La computer grafica, notevolissima vent’anni fa, mostra oggi qualche screpolatura, perché se l’universo urbano artificiale di Toy Story riusciva a camuffare egregiamente l’eccessiva semplificazione di alcuni volumi, l’ambiente naturale non perdona e per chi ha negli occhi il realismo quasi fotografico raggiunto di recente dalla stessa Pixar (si pensi a “Il viaggio di Arlo“) lo scarto è evidente.

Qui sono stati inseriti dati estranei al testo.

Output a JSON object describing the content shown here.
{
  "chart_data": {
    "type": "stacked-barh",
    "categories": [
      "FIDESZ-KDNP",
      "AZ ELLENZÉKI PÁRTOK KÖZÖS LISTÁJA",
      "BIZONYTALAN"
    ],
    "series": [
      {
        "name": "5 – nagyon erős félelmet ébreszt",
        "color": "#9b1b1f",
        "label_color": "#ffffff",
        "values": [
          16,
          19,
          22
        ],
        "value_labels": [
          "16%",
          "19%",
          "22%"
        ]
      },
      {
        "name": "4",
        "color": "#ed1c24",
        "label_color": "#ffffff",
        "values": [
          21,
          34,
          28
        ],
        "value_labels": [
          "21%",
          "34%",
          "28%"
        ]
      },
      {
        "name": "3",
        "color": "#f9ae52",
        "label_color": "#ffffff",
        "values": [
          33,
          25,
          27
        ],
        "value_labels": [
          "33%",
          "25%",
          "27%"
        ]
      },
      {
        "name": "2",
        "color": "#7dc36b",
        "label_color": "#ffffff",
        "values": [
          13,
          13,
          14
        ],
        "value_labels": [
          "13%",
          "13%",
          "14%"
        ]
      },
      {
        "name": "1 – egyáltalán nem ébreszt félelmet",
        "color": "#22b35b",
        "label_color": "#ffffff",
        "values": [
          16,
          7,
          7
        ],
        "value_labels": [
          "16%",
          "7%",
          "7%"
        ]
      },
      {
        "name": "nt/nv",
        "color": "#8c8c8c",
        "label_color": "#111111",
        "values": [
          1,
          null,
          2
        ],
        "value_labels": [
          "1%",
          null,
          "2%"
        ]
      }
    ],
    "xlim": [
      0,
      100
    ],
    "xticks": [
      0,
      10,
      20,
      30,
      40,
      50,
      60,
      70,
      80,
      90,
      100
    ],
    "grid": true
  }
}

Per godersi al meglio il film non resta dunque che abbandonarsi alle numerose gag e in particolare quelle che hanno per protagonisti gli animaletti da circo: l’insetto stecco, il bruco ciccione, gli incomprensibili onischi, l’elegante vedova nera e naturalmente l’ambigua coccinella. Tanto che quasi non ci si accorge che alcuni insetti sono stati semplificati per esigenze sceniche: le formiche, la mantide e la coccinella, ad esempio, hanno solo quattro zampe, ma non le cavallette che con le loro sei zampe appaiono per contrasto ancora più “mostruose”.

Riccardo e Letizia si sono lasciati trasportare dalle frequenti trovate comiche senza affezionarsi a nessun personaggio in particolare. Il film infatti ha un impianto piuttosto corale, anche perché il protagonista Flik non spicca e si lascia facilmente rubare la scena dal titanico Hopper, tanto che Riccardo, in genere piuttosto empatico con gli inventori e i personaggi creativi, gli ha prestato pochissima attenzione.
Ma piú ancora che dalle gag i miei bimbi sono rimasti conquistati dalle sequenze avventurose, come la fuga dall’uccellino tra le zolle di terra screpolate o il volo sul finto uccello durante l’attacco delle cavallette. Un bel giro in giostra che però, dopo i titoli di coda, è stato dimenticato piuttosto velocemente.